Mayor Murray Pulls Off “Big Asks,” Secures Funding to Keep Seattle’s Bike-Share Plan Rolling

The plan for Seattle’s Bike-Share Program was established years ago, so why exactly is the new mayor acting like it was his idea?

For those following Seattle’s march toward a bike-share program, the words out of our new mayor’s mouth during his State of the City address last week were both exciting and mystifying.

“I will announce plans very soon with our friends at Puget Sound Bike Share to bring an exciting new bike-share program to Seattle—a program we are prepared to launch in 2014,” Ed Murray told the crowd.

It was a peculiar declaration. While any bike-share program would by definition be new to Seattle, plans for one definitely are not.

The Seattle Department of Transportation, King County, and a group of other stakeholders—under the umbrella of the Bike Share Partnership—started studying back in 2011 what it would take to bring a bike-share program to Seattle, and things progressed from there. Led by the nonprofit Puget Sound Bike Share, Seattle has been actively working toward a 2014 launch since at least 2012, when the Washington State Department of Transportation awarded King County a $750,000 grant for the purchase and installation of bike-share stations in the U District. In April 2013, Puget Sound Bike Share selected Portland’s Alta Bicycle Share as the company that will operate the system and secure the bikes and stations—with a stated goal of having 500 bikes available for short-term rental at 50 stations throughout the city by 2014. In September 2013, the City Council passed two pieces of legislation paving the way for bike-sharing to operate in Seattle. The City even maintains a bike-share website, last updated in December 2013, that states “The program is anticipated to launch in 2014.”

All the while, money was being rounded up to get the program off the ground, in the form of grants and private sponsorships from the likes of Children’s Hospital of Seattle. At last check, Puget Sound Bike Share was over half of the way toward the $4.4 million it has said is needed to launch phase one.

So what on earth is this new bike-share program Ed Murray will bring to Seattle?

“Nothing has really changed,” Puget Sound Bike Share Executive Director Holly Houser tells Seattle Weekly. The goal is still 500 bikes at 50 stations. Puget Sound Bike Share will still be running the show. With a contract that’s all but finalized, Alta Bicycle Share will still be the operator. And the program still plans to debut in 2014.

In other words, the bike-share program Seattle has been promised is the one Mayor Murray now says it will get, only with the new mayor jockeying for a major chunk of the credit.

But how much credit can Murray possibly take for something already years in the making? It comes down to money—and according to Houser and others, that’s where Murray deserves props.

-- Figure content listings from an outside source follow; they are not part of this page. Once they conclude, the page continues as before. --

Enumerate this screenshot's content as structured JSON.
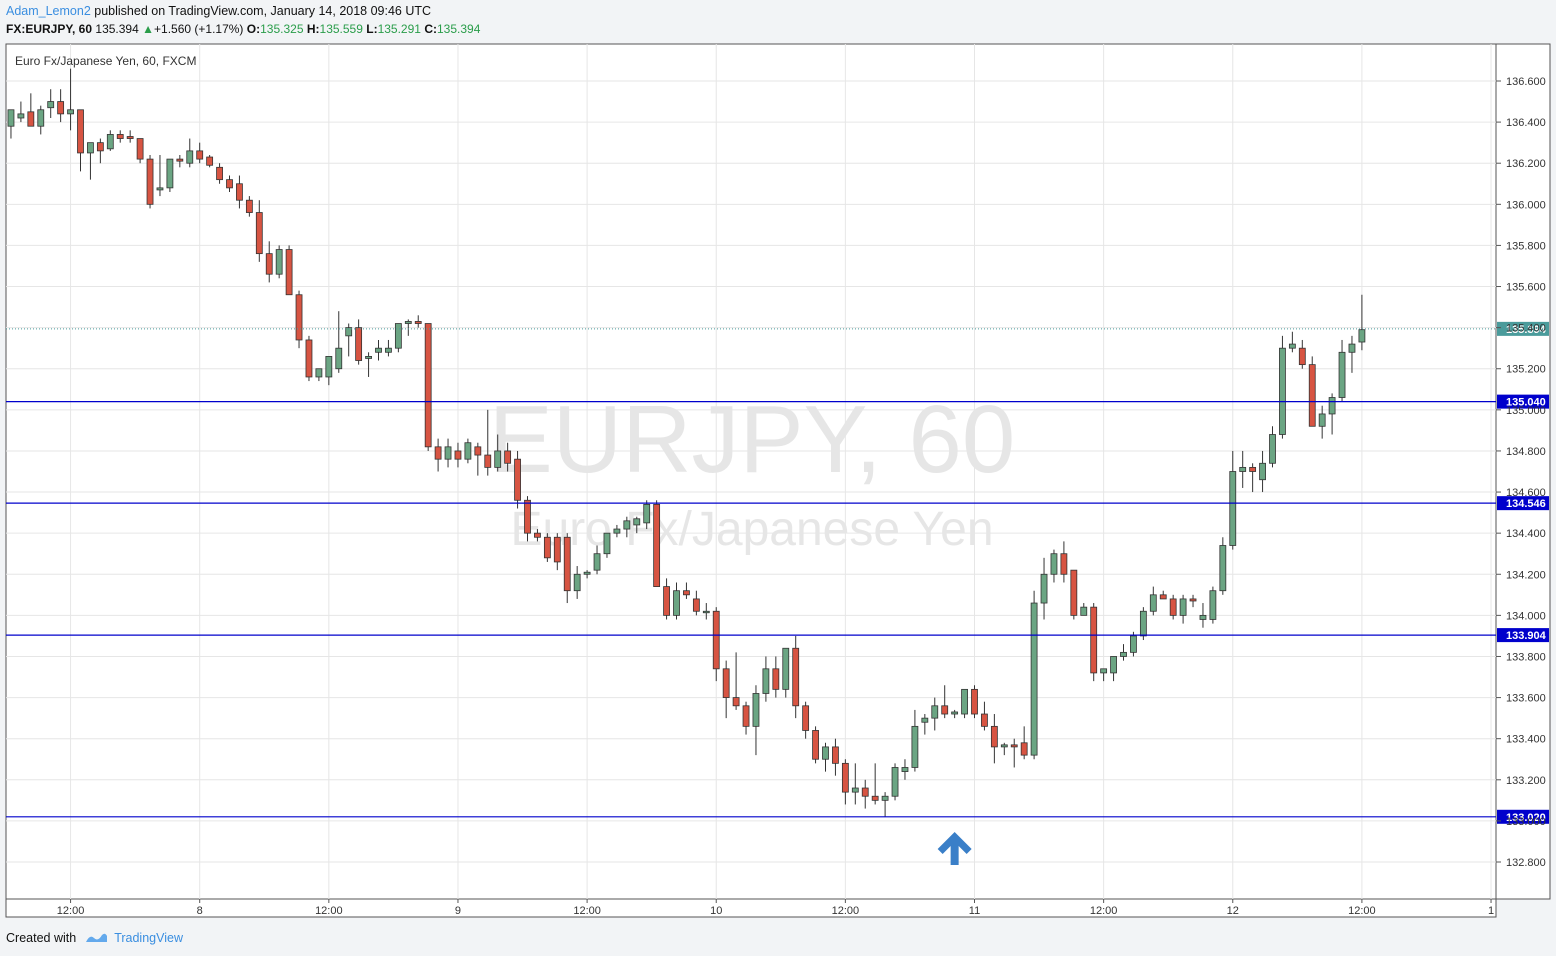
{
  "header": {
    "user": "Adam_Lemon2",
    "published": "published on TradingView.com, January 14, 2018 09:46 UTC",
    "symbol": "FX:EURJPY, 60",
    "last": "135.394",
    "change": "+1.560 (+1.17%)",
    "o_label": "O:",
    "o": "135.325",
    "h_label": "H:",
    "h": "135.559",
    "l_label": "L:",
    "l": "135.291",
    "c_label": "C:",
    "c": "135.394"
  },
  "footer": {
    "created_with": "Created with",
    "brand": "TradingView"
  },
  "colors": {
    "up": "#6ba583",
    "down": "#d75442",
    "level": "#0000cc",
    "last_price": "#4a9b9b",
    "grid": "#e6e6e6"
  },
  "chart_data": {
    "type": "candlestick",
    "title": "Euro Fx/Japanese Yen, 60, FXCM",
    "watermark": "EURJPY, 60",
    "watermark_sub": "Euro Fx/Japanese Yen",
    "ylim": [
      132.62,
      136.78
    ],
    "y_ticks": [
      "132.800",
      "133.000",
      "133.200",
      "133.400",
      "133.600",
      "133.800",
      "134.000",
      "134.200",
      "134.400",
      "134.600",
      "134.800",
      "135.000",
      "135.200",
      "135.400",
      "135.600",
      "135.800",
      "136.000",
      "136.200",
      "136.400",
      "136.600"
    ],
    "x_ticks": [
      {
        "i": 6,
        "label": "12:00"
      },
      {
        "i": 19,
        "label": "8"
      },
      {
        "i": 32,
        "label": "12:00"
      },
      {
        "i": 45,
        "label": "9"
      },
      {
        "i": 58,
        "label": "12:00"
      },
      {
        "i": 71,
        "label": "10"
      },
      {
        "i": 84,
        "label": "12:00"
      },
      {
        "i": 97,
        "label": "11"
      },
      {
        "i": 110,
        "label": "12:00"
      },
      {
        "i": 123,
        "label": "12"
      },
      {
        "i": 136,
        "label": "12:00"
      },
      {
        "i": 149,
        "label": "1"
      }
    ],
    "levels": [
      {
        "value": 135.04,
        "label": "135.040"
      },
      {
        "value": 134.546,
        "label": "134.546"
      },
      {
        "value": 133.904,
        "label": "133.904"
      },
      {
        "value": 133.02,
        "label": "133.020"
      }
    ],
    "last_price": {
      "value": 135.394,
      "label": "135.394"
    },
    "arrow": {
      "i": 95,
      "direction": "up"
    },
    "candles": [
      [
        136.38,
        136.46,
        136.32,
        136.46
      ],
      [
        136.42,
        136.5,
        136.4,
        136.44
      ],
      [
        136.45,
        136.54,
        136.38,
        136.38
      ],
      [
        136.38,
        136.48,
        136.34,
        136.46
      ],
      [
        136.47,
        136.56,
        136.42,
        136.5
      ],
      [
        136.5,
        136.56,
        136.4,
        136.44
      ],
      [
        136.44,
        136.66,
        136.36,
        136.46
      ],
      [
        136.46,
        136.46,
        136.16,
        136.25
      ],
      [
        136.25,
        136.3,
        136.12,
        136.3
      ],
      [
        136.3,
        136.32,
        136.2,
        136.26
      ],
      [
        136.27,
        136.36,
        136.26,
        136.34
      ],
      [
        136.34,
        136.36,
        136.3,
        136.32
      ],
      [
        136.33,
        136.36,
        136.3,
        136.32
      ],
      [
        136.32,
        136.32,
        136.2,
        136.22
      ],
      [
        136.22,
        136.24,
        135.98,
        136.0
      ],
      [
        136.07,
        136.24,
        136.04,
        136.08
      ],
      [
        136.08,
        136.22,
        136.06,
        136.22
      ],
      [
        136.22,
        136.24,
        136.18,
        136.21
      ],
      [
        136.2,
        136.32,
        136.18,
        136.26
      ],
      [
        136.26,
        136.3,
        136.2,
        136.22
      ],
      [
        136.23,
        136.24,
        136.18,
        136.19
      ],
      [
        136.18,
        136.2,
        136.1,
        136.12
      ],
      [
        136.12,
        136.14,
        136.06,
        136.08
      ],
      [
        136.1,
        136.14,
        135.98,
        136.02
      ],
      [
        136.02,
        136.04,
        135.94,
        135.96
      ],
      [
        135.96,
        136.02,
        135.72,
        135.76
      ],
      [
        135.76,
        135.82,
        135.62,
        135.66
      ],
      [
        135.66,
        135.8,
        135.64,
        135.78
      ],
      [
        135.78,
        135.8,
        135.56,
        135.56
      ],
      [
        135.56,
        135.58,
        135.3,
        135.34
      ],
      [
        135.34,
        135.36,
        135.14,
        135.16
      ],
      [
        135.16,
        135.2,
        135.14,
        135.2
      ],
      [
        135.16,
        135.26,
        135.12,
        135.26
      ],
      [
        135.2,
        135.48,
        135.18,
        135.3
      ],
      [
        135.36,
        135.42,
        135.26,
        135.4
      ],
      [
        135.4,
        135.44,
        135.22,
        135.24
      ],
      [
        135.25,
        135.28,
        135.16,
        135.26
      ],
      [
        135.28,
        135.34,
        135.24,
        135.3
      ],
      [
        135.28,
        135.34,
        135.26,
        135.3
      ],
      [
        135.3,
        135.42,
        135.28,
        135.42
      ],
      [
        135.42,
        135.44,
        135.36,
        135.43
      ],
      [
        135.43,
        135.46,
        135.4,
        135.42
      ],
      [
        135.42,
        135.42,
        134.8,
        134.82
      ],
      [
        134.82,
        134.86,
        134.7,
        134.76
      ],
      [
        134.76,
        134.86,
        134.72,
        134.82
      ],
      [
        134.8,
        134.84,
        134.72,
        134.76
      ],
      [
        134.76,
        134.86,
        134.74,
        134.84
      ],
      [
        134.82,
        134.84,
        134.68,
        134.78
      ],
      [
        134.78,
        135.0,
        134.68,
        134.72
      ],
      [
        134.72,
        134.88,
        134.7,
        134.8
      ],
      [
        134.8,
        134.84,
        134.7,
        134.74
      ],
      [
        134.76,
        134.8,
        134.52,
        134.56
      ],
      [
        134.56,
        134.58,
        134.36,
        134.4
      ],
      [
        134.4,
        134.42,
        134.36,
        134.38
      ],
      [
        134.38,
        134.4,
        134.26,
        134.28
      ],
      [
        134.38,
        134.4,
        134.22,
        134.26
      ],
      [
        134.38,
        134.4,
        134.06,
        134.12
      ],
      [
        134.12,
        134.24,
        134.08,
        134.2
      ],
      [
        134.2,
        134.22,
        134.18,
        134.21
      ],
      [
        134.22,
        134.34,
        134.2,
        134.3
      ],
      [
        134.3,
        134.4,
        134.28,
        134.4
      ],
      [
        134.4,
        134.44,
        134.38,
        134.42
      ],
      [
        134.42,
        134.48,
        134.38,
        134.46
      ],
      [
        134.44,
        134.48,
        134.4,
        134.47
      ],
      [
        134.45,
        134.56,
        134.42,
        134.54
      ],
      [
        134.54,
        134.56,
        134.16,
        134.14
      ],
      [
        134.14,
        134.18,
        133.98,
        134.0
      ],
      [
        134.0,
        134.16,
        133.98,
        134.12
      ],
      [
        134.12,
        134.16,
        134.08,
        134.1
      ],
      [
        134.08,
        134.12,
        134.0,
        134.02
      ],
      [
        134.02,
        134.06,
        133.98,
        134.02
      ],
      [
        134.02,
        134.04,
        133.68,
        133.74
      ],
      [
        133.74,
        133.78,
        133.5,
        133.6
      ],
      [
        133.6,
        133.82,
        133.54,
        133.56
      ],
      [
        133.56,
        133.58,
        133.42,
        133.46
      ],
      [
        133.46,
        133.66,
        133.32,
        133.62
      ],
      [
        133.62,
        133.8,
        133.58,
        133.74
      ],
      [
        133.74,
        133.8,
        133.6,
        133.64
      ],
      [
        133.64,
        133.84,
        133.6,
        133.84
      ],
      [
        133.84,
        133.9,
        133.5,
        133.56
      ],
      [
        133.56,
        133.58,
        133.4,
        133.44
      ],
      [
        133.44,
        133.46,
        133.28,
        133.3
      ],
      [
        133.3,
        133.38,
        133.24,
        133.36
      ],
      [
        133.36,
        133.4,
        133.22,
        133.28
      ],
      [
        133.28,
        133.3,
        133.08,
        133.14
      ],
      [
        133.14,
        133.28,
        133.08,
        133.16
      ],
      [
        133.16,
        133.2,
        133.06,
        133.12
      ],
      [
        133.12,
        133.28,
        133.08,
        133.1
      ],
      [
        133.1,
        133.14,
        133.02,
        133.12
      ],
      [
        133.12,
        133.28,
        133.1,
        133.26
      ],
      [
        133.24,
        133.3,
        133.2,
        133.26
      ],
      [
        133.26,
        133.54,
        133.24,
        133.46
      ],
      [
        133.48,
        133.52,
        133.42,
        133.5
      ],
      [
        133.5,
        133.6,
        133.44,
        133.56
      ],
      [
        133.56,
        133.66,
        133.5,
        133.52
      ],
      [
        133.52,
        133.54,
        133.5,
        133.53
      ],
      [
        133.52,
        133.64,
        133.5,
        133.64
      ],
      [
        133.64,
        133.66,
        133.5,
        133.52
      ],
      [
        133.52,
        133.58,
        133.44,
        133.46
      ],
      [
        133.46,
        133.52,
        133.28,
        133.36
      ],
      [
        133.36,
        133.38,
        133.32,
        133.37
      ],
      [
        133.37,
        133.4,
        133.26,
        133.36
      ],
      [
        133.38,
        133.46,
        133.3,
        133.32
      ],
      [
        133.32,
        134.12,
        133.3,
        134.06
      ],
      [
        134.06,
        134.28,
        133.98,
        134.2
      ],
      [
        134.2,
        134.32,
        134.16,
        134.3
      ],
      [
        134.3,
        134.36,
        134.16,
        134.2
      ],
      [
        134.22,
        134.22,
        133.98,
        134.0
      ],
      [
        134.0,
        134.06,
        134.0,
        134.04
      ],
      [
        134.04,
        134.06,
        133.68,
        133.72
      ],
      [
        133.72,
        133.74,
        133.68,
        133.74
      ],
      [
        133.72,
        133.8,
        133.68,
        133.8
      ],
      [
        133.8,
        133.86,
        133.78,
        133.82
      ],
      [
        133.82,
        133.92,
        133.8,
        133.9
      ],
      [
        133.9,
        134.04,
        133.88,
        134.02
      ],
      [
        134.02,
        134.14,
        134.0,
        134.1
      ],
      [
        134.1,
        134.12,
        134.08,
        134.08
      ],
      [
        134.08,
        134.1,
        133.98,
        134.0
      ],
      [
        134.0,
        134.1,
        133.96,
        134.08
      ],
      [
        134.08,
        134.1,
        134.04,
        134.07
      ],
      [
        133.98,
        134.06,
        133.94,
        134.0
      ],
      [
        133.98,
        134.14,
        133.96,
        134.12
      ],
      [
        134.12,
        134.38,
        134.1,
        134.34
      ],
      [
        134.34,
        134.8,
        134.32,
        134.7
      ],
      [
        134.7,
        134.8,
        134.62,
        134.72
      ],
      [
        134.72,
        134.74,
        134.6,
        134.7
      ],
      [
        134.66,
        134.8,
        134.6,
        134.74
      ],
      [
        134.74,
        134.92,
        134.72,
        134.88
      ],
      [
        134.88,
        135.36,
        134.86,
        135.3
      ],
      [
        135.3,
        135.38,
        135.28,
        135.32
      ],
      [
        135.3,
        135.34,
        135.2,
        135.22
      ],
      [
        135.22,
        135.26,
        134.92,
        134.92
      ],
      [
        134.92,
        135.02,
        134.86,
        134.98
      ],
      [
        134.98,
        135.08,
        134.88,
        135.06
      ],
      [
        135.06,
        135.34,
        135.04,
        135.28
      ],
      [
        135.28,
        135.36,
        135.18,
        135.32
      ],
      [
        135.33,
        135.56,
        135.29,
        135.39
      ]
    ]
  }
}
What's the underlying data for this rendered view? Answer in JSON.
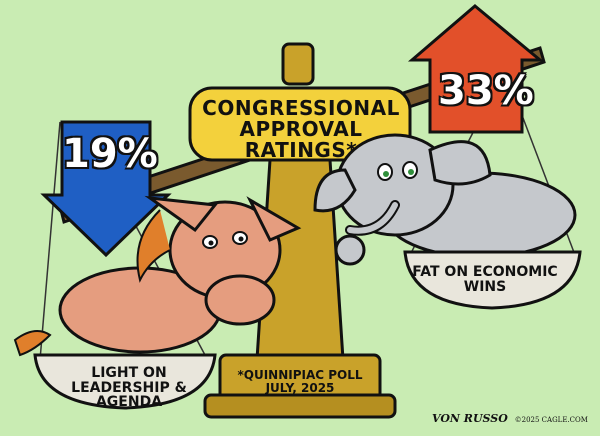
{
  "title": "CONGRESSIONAL APPROVAL RATINGS*",
  "left": {
    "percent": "19%",
    "arrow_color": "#1f5fc4",
    "pan_label": "LIGHT ON LEADERSHIP & AGENDA",
    "figure": "donkey-icon"
  },
  "right": {
    "percent": "33%",
    "arrow_color": "#e2502a",
    "pan_label": "FAT ON ECONOMIC WINS",
    "figure": "elephant-icon"
  },
  "source_note": "*QUINNIPIAC POLL JULY, 2025",
  "signature": "VON RUSSO",
  "signature_sub": "©2025 CAGLE.COM",
  "colors": {
    "background": "#c9ecb3",
    "scale_gold": "#c9a22a",
    "plaque": "#f3d13c",
    "pan": "#e9e6dc"
  }
}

While former Mayor Mike McGinn will probably always be known as Seattle’s bike mayor—or Mayor McSchwinn, if you must—when it comes to taking charge and leveraging the city’s financial might to get a bike-share program rolling, it’s Murray who was willing to do the heavy lifting, according to Houser. She tells Seattle Weekly that in his two months in office, Murray has made securing the final chunk of private sponsorship funding for Seattle’s bike-share program a priority.

And apparently it’s worked. Houser says the mayor and Puget Sound Bike Share will announce in the coming weeks that private funding has been secured for the remainder of the $4.4 million needed for a 2014 phase-one launch.

“Murray has been able to come in and basically pick up the phone and make that final push,” says Houser, adding that McGinn didn’t have the political relationships or desire to pull off “those big asks.” Houser says having the strong political support of the mayor has been essential.

As a candidate, Murray’s dedication to biking in Seattle was often questioned—fairly or not—especially when compared to McGinn’s. Laying claim to Seattle’s soon-to-be-realized bike-share program, even though it’s been slated to debut in 2014 all along, should help to quiet those rumblings.

“He wanted an early victory, and bike-share was kind of teed up,” says Tom Fucoloro of the Seattle Bike Blog. “It’s a chance for him to launch something that could have the potential to revolutionize the way people get around the city”—though Fucoloro admits that Murray’s maneuver was “not that hard of a thing to do” given the circumstances, and “kind of a no-brainer.”

While Murray, in his State of the City address, all but promised a 2014 launch for Seattle’s bike-share program, Houser takes a more cautious approach, telling Seattle Weekly she’s “pretty darn sure” it’s going to happen. The only potential hiccup now is getting the equipment, she says. In January, the company that was supposed to supply equipment for Seattle’s bike-share program filed for bankruptcy. Houser says Alta is currently “working very hard to put together a new supply chain” for Seattle.

She’s optimistic, saying that in the end, going with a new company for equipment will likely mean putting “a superior product” on the street. “We’re all cued up and ready to go. We have everything we need on our side,” Houser says.

Either way, when Seattle’s bike-share program does launch, it’s becoming clear who will claim credit: Ed Murray.